Malgré la virulence de la pandémie, les masques toujours facultatifs dans la rue au Royaume-Uni


Londres, Royaume-Uni | AFP | mardi 12/01/2021 - Entre les étals du Borough Market, au coeur de Londres, les clients comparent les meules de comté un masque sur le nez. Une scène presque insolite au Royaume-Uni, où le masque reste facultatif dans l'espace public malgré la virulence de la pandémie.

Dans le pays comptant le plus grand nombre de morts du Covid-19 en Europe (82.000) et confronté à un variant considéré comme étant jusqu'à 70% plus contagieux, peu de gens portent un masque dans la rue. Certains rechignent même à le sortir dans les transports en commun ou les magasins, où il a été pourtant rendu obligatoire après de longues hésitations après la première vague.

Le Borough Market, un marché en plein air prisé des touristes et des Londoniens, impose lui le port du masque depuis lundi.

C'est le premier lieu public à le rendre légalement obligatoire, grâce aux règlements spécifiques du marché qui datent d'avant l'ère victorienne. Vendeurs comme clients doivent se couvrir le visage sous peine d'une amende de 50 livres (56 euros).

"Nous tenons à nous assurer que notre marché reste ouvert en toute sécurité", explique à l'AFP Kate Howell, directrice du développement du marché, qui déplore les "messages peu clairs de la part du gouvernement".

Les clients, peu nombreux en ces temps de confinement à déambuler parmi les étals proposant de la viande de chevreuil, des fruits de mer ou des viennoiseries, se plient volontiers à la règle.

Même s'il doute de l'efficacité du masque, Patrick, la cinquantaine, joue le jeu: "C'est très important que notre marché survive car on y trouve des produits que l'on ne peut pas acheter en supermarché", dit-il, après avoir acheté du Langres dans une fromagerie. 

Rassurer les clients 

Graham Teale, propriétaire de The Turkish Deli, porte le masque depuis février et espère que sa généralisation rassurera les amateurs d'olives et de houmous qui fréquentent son commerce logé sous la voie ferrée.

"A l'approche de Noël, il y avait pas mal de groupes de gens qui mangeaient et buvaient de l'alcool dans la rue. beaucoup de nos clients ne se sentaient pas à l'aise et ne voulaient pas venir", raconte-t-il.

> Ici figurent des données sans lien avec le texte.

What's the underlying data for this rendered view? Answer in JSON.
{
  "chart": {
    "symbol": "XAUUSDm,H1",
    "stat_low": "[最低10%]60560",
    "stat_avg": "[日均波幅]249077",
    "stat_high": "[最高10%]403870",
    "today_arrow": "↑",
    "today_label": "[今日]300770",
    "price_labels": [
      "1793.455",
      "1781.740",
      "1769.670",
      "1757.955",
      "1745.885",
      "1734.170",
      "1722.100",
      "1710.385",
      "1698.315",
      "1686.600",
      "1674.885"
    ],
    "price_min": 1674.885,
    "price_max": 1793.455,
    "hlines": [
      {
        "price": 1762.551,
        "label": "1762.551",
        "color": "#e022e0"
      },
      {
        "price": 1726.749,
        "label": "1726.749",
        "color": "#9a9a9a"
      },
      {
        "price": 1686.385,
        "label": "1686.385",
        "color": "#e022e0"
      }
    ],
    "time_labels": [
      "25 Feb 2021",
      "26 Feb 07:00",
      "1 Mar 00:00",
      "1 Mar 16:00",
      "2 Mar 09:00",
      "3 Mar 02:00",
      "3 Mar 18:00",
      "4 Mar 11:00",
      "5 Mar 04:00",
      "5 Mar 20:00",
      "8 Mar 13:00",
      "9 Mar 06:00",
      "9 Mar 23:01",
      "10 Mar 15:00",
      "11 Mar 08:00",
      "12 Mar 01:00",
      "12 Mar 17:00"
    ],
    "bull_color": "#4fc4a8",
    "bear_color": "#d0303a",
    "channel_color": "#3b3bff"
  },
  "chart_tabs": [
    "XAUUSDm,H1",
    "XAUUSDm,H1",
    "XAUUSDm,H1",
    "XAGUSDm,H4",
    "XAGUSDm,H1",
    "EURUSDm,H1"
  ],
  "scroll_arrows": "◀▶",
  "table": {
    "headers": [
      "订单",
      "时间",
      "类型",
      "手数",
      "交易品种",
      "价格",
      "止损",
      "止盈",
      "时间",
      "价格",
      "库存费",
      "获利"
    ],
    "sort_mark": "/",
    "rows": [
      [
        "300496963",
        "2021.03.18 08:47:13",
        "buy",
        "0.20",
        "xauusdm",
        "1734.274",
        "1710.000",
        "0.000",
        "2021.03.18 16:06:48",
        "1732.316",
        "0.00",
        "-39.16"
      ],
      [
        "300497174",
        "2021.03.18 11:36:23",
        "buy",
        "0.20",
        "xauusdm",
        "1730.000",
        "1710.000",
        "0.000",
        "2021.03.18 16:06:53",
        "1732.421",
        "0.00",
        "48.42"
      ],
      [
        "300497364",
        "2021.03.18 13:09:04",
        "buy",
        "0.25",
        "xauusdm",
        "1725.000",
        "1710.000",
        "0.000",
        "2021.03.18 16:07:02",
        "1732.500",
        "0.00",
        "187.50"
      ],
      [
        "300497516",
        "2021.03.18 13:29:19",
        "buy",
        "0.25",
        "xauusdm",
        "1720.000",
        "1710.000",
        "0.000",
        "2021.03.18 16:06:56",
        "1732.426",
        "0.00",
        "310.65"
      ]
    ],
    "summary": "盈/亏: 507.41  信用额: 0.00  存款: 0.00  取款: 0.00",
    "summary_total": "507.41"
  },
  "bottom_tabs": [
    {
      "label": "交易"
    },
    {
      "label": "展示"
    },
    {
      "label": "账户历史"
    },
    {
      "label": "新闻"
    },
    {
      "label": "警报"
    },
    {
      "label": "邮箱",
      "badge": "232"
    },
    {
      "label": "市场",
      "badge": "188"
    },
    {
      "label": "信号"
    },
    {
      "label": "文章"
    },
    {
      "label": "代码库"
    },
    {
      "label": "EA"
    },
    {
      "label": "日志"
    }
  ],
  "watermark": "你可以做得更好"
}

Le gouvernement n'est pour l'instant pas favorable à la généralisation du masque à l'extérieur, déjà appliquée en Espagne, Italie et dans de nombreuses villes en France.

Chris Whitty, médecin chef pour l'Angleterre a cependant reconnu lsur la BBC qu'il y avait un "risque" de transmission du virus lorsque les gens font la queue à l'extérieur ou se massent autour d'un étal de marché. "Dans cette situation, il y aurait une certaine logique à penser à mettre un masque".

Mais la consigne reste surtout de limiter les interactions et d'appliquer plus strictement les règles déjà en vigueur après avoir donné la priorité à la pédagogie.

Plusieurs chaînes de supermarchés ont ainsi prévenu qu'elles allaient désormais refuser l'entrée aux clients non masqués.

"Une petite minorité de gens ne respectent pas les règles et cela coûte des vies", a déploré Kit Malthouse, le secrétaire d'Etat chargé de la Sécurité publique, prévenant qu'un durcissement des restrictions était envisagé.

Les scientifiques sont divisés sur l'utilité du masque dans l'espace public.

"Le risque de transmission de l'extérieur est nettement inférieur à celui de l'intérieur", estime Paul Hunter, professeur de médecine à la Norwich School of Medicine. Les masques "ne remplacent pas une bonne distance" entre les individus, et "sont inefficaces s'ils sont mouillés", notamment par la pluie, souligne-t-il.

Julian Tang, virologue à l'université de Leicester, considère pour sa part que les masques ont un rôle à jouer, en particulier en hiver quand l'"air plus froid avec moins de lumière du soleil aide ce coronavirus à survivre en aérosols", ces nuages de particules virales.

Il compare ces aérosols à la fumée d'une cigarette: "si vous faites la queue pour le bus et que quelqu'un fume, même si vous vous tenez à plus de deux mètres, si vous êtes en aval de cette fumée, vous pouvez toujours la sentir", souligne le professeur, recommandant ainsi le port du masque dans les files d'attente.